My first bilingual lesson

Well I never thought I would ever end up teaching through another language in just three months of being overseas but today I finally got brave and gave it ago. The legacy of French speaking here means that in reality most of the TTC students understand French better than English. By the time they have got to senior 5 (the second year of the TTC) most of them understand English fairly well, but the new students in senior 4 seem to have absolutely no idea what I am talking about! So I thought seeing as I am here to teach methodology and not English (although I inevitably do end up doing a bit of that!) I will do whatever it takes to be understood. I hate not being understood and I know they must find it frustrating not to be able to understand.

The only way I can do it is to translate the key headings and instructions beforehand in French. I’m still not at the stage of being able to respond well ‘live’ to anything thrown at me in French, although I have got to the stage that when I hear a French conversation I can often understand about half of what is said, well sometimes a little less, it depends on the context! The students thought my French was hilarious but they did at least seem to find it helpful. Especially as I was preaching on at them about the importance of learning English, I thought that perhaps it was time to explain that I have a lot to learn as well!

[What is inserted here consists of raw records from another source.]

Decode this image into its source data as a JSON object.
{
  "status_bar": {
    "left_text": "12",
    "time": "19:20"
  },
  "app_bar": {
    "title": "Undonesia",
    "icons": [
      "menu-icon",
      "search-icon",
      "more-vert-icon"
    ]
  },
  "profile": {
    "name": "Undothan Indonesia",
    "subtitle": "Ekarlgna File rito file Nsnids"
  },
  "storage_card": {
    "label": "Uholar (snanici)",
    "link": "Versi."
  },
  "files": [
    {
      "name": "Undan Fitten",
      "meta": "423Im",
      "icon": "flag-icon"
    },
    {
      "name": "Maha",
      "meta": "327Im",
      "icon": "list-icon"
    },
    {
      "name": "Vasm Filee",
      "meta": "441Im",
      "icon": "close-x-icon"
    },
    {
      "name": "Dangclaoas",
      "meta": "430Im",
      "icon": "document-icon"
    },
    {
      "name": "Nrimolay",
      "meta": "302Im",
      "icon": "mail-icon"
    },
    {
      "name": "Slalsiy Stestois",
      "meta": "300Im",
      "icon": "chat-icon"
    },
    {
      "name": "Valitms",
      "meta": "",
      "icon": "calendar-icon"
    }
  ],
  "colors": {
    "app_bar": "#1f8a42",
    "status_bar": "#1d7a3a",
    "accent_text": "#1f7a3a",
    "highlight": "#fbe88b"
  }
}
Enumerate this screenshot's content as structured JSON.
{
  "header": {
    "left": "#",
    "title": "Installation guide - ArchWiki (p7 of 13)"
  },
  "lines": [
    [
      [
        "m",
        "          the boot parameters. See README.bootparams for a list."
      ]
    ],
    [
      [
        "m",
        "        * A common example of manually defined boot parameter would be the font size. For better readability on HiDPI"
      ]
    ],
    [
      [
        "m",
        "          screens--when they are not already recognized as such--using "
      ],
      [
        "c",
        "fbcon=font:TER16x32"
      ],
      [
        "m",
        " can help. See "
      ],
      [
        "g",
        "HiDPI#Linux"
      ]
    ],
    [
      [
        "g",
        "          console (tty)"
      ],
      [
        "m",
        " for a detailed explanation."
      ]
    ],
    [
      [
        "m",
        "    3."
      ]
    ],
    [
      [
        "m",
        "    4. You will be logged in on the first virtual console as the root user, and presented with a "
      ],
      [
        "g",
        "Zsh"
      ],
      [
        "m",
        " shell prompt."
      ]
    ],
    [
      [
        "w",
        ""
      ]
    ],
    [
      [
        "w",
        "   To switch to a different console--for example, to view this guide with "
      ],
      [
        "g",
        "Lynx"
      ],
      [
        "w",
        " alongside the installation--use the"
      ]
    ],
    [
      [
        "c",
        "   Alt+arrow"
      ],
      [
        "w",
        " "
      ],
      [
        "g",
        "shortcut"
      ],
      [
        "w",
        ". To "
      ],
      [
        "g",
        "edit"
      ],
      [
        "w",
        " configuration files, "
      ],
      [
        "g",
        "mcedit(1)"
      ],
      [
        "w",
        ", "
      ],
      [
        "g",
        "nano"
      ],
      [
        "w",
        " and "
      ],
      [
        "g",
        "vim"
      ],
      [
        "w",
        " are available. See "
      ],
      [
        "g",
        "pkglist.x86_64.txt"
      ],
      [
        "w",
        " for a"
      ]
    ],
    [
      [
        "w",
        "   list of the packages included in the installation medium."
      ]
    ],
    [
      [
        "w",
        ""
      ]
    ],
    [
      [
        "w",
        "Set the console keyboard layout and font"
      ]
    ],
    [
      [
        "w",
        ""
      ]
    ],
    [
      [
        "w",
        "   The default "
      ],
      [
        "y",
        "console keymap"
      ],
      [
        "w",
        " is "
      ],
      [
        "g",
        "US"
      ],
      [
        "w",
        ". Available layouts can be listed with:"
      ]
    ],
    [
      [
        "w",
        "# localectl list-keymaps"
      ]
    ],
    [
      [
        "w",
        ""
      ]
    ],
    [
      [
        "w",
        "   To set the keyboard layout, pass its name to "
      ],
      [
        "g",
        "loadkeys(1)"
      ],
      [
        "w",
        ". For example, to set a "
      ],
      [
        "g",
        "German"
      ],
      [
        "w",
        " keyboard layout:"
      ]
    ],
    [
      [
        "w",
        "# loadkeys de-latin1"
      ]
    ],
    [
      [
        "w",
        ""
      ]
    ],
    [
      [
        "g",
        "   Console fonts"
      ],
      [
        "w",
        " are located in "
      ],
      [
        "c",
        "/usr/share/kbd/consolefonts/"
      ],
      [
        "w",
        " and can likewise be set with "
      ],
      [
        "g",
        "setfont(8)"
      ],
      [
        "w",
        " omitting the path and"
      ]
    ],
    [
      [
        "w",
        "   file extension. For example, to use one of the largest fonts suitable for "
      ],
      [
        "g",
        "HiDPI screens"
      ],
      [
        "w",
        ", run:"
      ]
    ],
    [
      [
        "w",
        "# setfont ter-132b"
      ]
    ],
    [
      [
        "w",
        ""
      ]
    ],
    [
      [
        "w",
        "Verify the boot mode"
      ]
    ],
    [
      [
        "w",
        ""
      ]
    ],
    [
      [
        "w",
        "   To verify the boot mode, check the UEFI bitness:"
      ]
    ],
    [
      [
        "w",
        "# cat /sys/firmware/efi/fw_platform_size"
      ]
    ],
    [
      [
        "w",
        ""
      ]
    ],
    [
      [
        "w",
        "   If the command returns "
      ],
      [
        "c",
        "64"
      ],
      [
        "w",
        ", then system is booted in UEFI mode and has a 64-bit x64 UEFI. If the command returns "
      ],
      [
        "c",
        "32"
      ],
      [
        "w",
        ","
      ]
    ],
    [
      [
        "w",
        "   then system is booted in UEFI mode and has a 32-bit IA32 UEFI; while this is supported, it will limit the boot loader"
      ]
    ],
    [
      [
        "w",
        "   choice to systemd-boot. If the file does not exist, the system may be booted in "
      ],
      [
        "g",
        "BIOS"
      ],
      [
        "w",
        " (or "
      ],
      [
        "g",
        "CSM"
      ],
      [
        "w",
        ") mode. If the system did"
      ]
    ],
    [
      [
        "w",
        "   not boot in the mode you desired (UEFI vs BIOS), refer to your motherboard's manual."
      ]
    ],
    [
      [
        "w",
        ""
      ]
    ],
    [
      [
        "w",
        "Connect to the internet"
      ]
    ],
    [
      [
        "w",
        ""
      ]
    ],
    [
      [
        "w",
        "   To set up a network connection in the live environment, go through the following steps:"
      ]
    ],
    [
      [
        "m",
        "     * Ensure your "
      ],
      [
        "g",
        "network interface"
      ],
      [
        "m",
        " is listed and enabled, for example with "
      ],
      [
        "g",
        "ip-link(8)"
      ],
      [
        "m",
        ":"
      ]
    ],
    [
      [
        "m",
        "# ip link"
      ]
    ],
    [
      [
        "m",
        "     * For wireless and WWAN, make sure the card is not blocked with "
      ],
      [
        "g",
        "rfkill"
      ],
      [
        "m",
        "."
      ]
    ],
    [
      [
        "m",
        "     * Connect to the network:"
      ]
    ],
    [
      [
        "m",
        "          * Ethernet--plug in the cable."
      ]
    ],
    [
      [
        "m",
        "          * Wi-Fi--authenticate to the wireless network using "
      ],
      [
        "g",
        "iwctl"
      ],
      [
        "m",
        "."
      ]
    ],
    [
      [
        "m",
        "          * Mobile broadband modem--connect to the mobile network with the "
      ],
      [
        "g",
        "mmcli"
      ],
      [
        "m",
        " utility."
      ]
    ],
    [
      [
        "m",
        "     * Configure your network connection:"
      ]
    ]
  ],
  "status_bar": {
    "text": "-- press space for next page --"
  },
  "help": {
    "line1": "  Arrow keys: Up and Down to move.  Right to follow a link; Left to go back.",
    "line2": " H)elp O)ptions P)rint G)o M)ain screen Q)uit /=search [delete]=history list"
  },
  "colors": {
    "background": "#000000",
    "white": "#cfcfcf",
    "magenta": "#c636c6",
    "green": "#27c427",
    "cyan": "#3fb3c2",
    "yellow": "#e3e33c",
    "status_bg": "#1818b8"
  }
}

It wasn’t as awful as I imagined, trying to teach in French, but it felt much scarier than teaching in the mother tongue. I think its the fact that you worry about making too many mistakes and getting all tongue tied. It doesn’t help that they laugh at you also, but they do that when I speak English anyway so perhaps it is just me and not my language...well the way I’m looking at all this language learning is that if my awfulness in Kinyarwanda and/or French makes people laugh then at least I have brightened up someone’s day. At the end of the day you only improve by taking a deep breath and giving it a go, no matter how silly you sound. There is a real culture here of never making a mistake. Mistakes are seen as the end of the world and therefore people are often reluctant to try things for fear of making a mistake and losing face, hence why some students tent to opt out of participating. While I know I’m unlikely to change this completely I would like to show them that mistakes are not the end of the world even if people do laugh at you!

No pain, no gain...she who dares wins...a glass of amarula cream will be drunk this eve to celebrate my linguistic bravery ;-)

1 comment:

  1. You are seeing the old fashioned way languages were taught in the UK. When I was a kid at school (in the 1960s) teachers made fund of our mistakes when learning foreign languages.

    This put so many Brits off learning languages.

    But once I started travelling on business, it became a case of trying to be understood. You can only get better using a language.

    I can remember giving my first big presentation to a large audience in French when we lived in France. My French engineer managed to mess up my slides (not by accident I suspect). But the company had no presentations in French until an Englishman (me) was put in charge of the office.

    It does get easier, and once you have mastered it, it is an incredible sense of achievement to be more or less fluent in another language.

    Don't forget that French is not their native language either, so after a while, your French may well be better than theirs.